I also feel a deeper purpose related to this calling. From what I see in the world around me, I feel quite clear that deep grief work will be needed more and more in the years to come. Whether we survive the coming crises or not, I sense that grief, losses of all kinds, will naturally be a part of our future. Perhaps this sounds grandiose, this idea that this little work with grieving parents of deceased babies could serve the world in some way. Yet in my gut, I think that it might. What better way to learn how to navigate the big grief of our times than to turn to those of us who have faced it, processed it and metabolized it (in myriads of different manners) following the deaths of our children?

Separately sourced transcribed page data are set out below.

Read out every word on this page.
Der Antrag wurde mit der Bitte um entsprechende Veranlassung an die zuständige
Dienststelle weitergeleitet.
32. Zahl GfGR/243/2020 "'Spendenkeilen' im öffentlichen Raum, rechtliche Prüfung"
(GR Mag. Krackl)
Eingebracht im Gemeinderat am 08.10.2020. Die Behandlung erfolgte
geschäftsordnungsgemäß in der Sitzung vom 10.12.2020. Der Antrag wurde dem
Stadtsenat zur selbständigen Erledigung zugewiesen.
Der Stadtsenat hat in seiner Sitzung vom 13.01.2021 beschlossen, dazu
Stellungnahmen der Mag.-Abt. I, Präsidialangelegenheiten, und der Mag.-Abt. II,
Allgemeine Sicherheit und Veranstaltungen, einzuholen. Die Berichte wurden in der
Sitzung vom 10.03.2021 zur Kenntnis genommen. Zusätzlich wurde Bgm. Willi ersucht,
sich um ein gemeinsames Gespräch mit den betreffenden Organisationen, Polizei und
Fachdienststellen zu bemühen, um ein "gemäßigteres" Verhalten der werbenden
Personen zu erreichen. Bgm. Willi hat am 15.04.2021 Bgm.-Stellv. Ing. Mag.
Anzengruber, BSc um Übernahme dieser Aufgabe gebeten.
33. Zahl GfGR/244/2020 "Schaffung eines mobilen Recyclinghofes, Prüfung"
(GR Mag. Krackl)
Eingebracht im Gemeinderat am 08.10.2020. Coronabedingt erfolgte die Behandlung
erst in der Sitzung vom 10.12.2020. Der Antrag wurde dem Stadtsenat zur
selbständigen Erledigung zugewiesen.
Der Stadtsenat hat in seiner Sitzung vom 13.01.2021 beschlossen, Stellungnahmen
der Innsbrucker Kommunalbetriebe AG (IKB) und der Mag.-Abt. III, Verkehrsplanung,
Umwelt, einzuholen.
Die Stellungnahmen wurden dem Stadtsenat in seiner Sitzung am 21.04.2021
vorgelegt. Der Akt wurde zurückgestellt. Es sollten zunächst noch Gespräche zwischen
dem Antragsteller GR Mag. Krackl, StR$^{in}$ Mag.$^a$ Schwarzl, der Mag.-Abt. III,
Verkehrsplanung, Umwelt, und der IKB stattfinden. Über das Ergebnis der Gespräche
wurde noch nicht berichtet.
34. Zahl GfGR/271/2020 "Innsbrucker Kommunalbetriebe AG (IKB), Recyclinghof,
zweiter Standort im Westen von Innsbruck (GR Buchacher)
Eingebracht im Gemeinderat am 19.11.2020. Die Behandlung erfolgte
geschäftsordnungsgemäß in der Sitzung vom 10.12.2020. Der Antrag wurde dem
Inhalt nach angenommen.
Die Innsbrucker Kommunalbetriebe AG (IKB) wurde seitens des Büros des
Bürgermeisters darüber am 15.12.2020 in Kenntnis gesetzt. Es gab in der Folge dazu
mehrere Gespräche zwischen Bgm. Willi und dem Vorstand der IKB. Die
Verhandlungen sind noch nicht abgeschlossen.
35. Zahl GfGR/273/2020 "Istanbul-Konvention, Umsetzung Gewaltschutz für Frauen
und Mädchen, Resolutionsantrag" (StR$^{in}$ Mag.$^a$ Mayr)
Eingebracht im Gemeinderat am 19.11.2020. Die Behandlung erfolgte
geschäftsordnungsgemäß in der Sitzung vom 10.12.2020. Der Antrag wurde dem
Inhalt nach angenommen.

At the same time, I’m tired of writing about Rafa and Ramona’s deaths. I’m ready to get off the stage and make space for other moms and dads and grandparents, make space for other stories. So as I turn my attention to calling and hosting a small circle of bereaved mothers in Oaxaca, I am explicitly inviting those of you who have experienced miscarriage, stillbirth or perinatal death to contribute to “In the Name of Rafa,” to share your stories of grief and gratitude. I’ve heard from a few of you over the year and I’ll be reaching out. I’m happy to work together to edit or even transcribe your stories. I just know that weaving in the richness of other narratives will make this a deeper, more beautiful virtual space. Thank you to all who have encouraged me to keep writing (and even those who haven’t). I’m sure I’ll still have a few thoughts to add here in the coming months, but let’s see what other voices wish to turn up. Write me if you’d like to share your story.
* Weller, Francis. The Wild Edge of Sorrow: Rituals of Renewal and the Sacred Work of Grief. North Atlantic Books, 2015, Page 30.
** Thomé, Azul Valérie. “Grief Composting Circles.” SOULand, https://www.souland.org/grief- composting.html.
* The Five Gates of Grief: Everything you love you will lose (death and loss). Places inside you that have not known love. Sorrows of the world. What we expected and did not receive. Ancestral Grief: bodily holding from grief of our ancestors.